If you want certainty in the initial period of the loan and you cannot afford any further rate hikes for the next few years at any cost, then you can switch a part-fixed-part-floating-rate loan which is offering a fixed rate for the first 3-5 years and a floating rate thereafter is for you.
If you notice that market conditions are such that rates are only going to increase however unlikely that may be currently then you should choose a fixed rate.
If you are not looking to prepay the home loan and deal it for a long tenure, it is always good to choose a fixed rate when the rates come down. This may help you to reduce the interest outflow for the long term if you are getting a good rate under a fixed loan. Click here to read about Right time to switch your home loan.
When we should not choose fixed rate loan?
If you decide to make part pre-payments every year or close the loan within 5-7 years, you can continue with a floating rate. This is because the earlier you close the loan the minor is the interest outflow. Therefore, rate fluctuations have a minor impact on your loan on a whole.
If you can manage your EMIs in spite of the instable rates, you need not opt for a fixed rate. This applies when your EMI is less than 35% of your salary. Since fixed rates are often higher than prevalent floating rates, you may find it difficult to manage a fixed rate loan in such cases.

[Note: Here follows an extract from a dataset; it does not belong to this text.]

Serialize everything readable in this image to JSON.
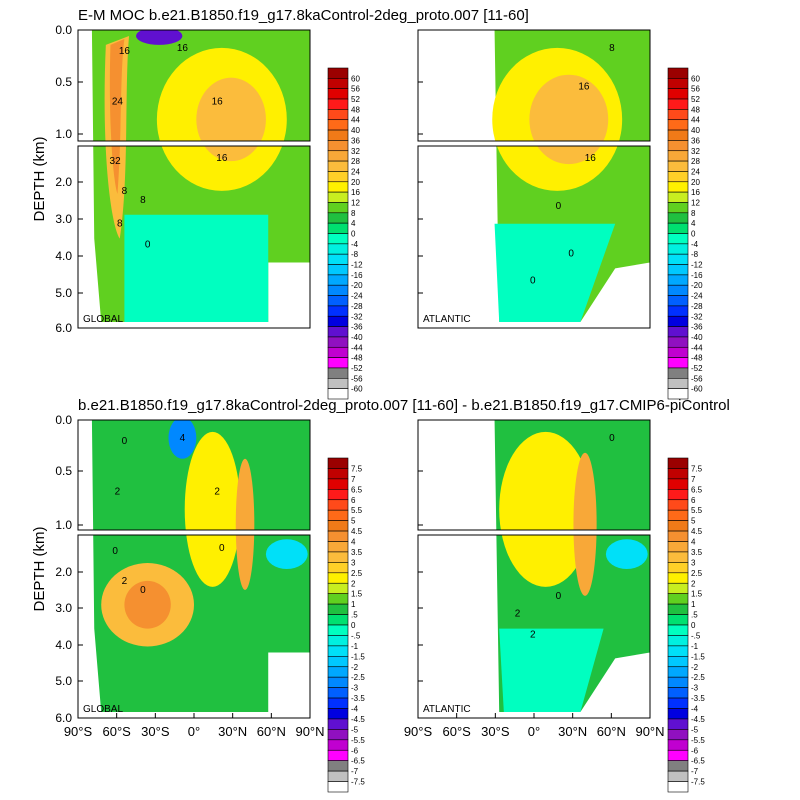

If the floating rate goes over the fixed rate, it will be for some period of the loan and not the entire tenure. The interest rates will surely fall over a long period and, thus, the floating interest rate brings a lot of savings.
When it comes to choosing the interest rate, a majority of home loan borrowers go for floating rates.
Finally, it is up to the borrower to decide what suits him best. Before taking a decision, it is sensible for the borrower to compare home loans from different institutions in detail, including the various parameters. If certainty and security are prime considerations, a fixed rate home loan will be the best. However, it won’t come without the premium on interest rates.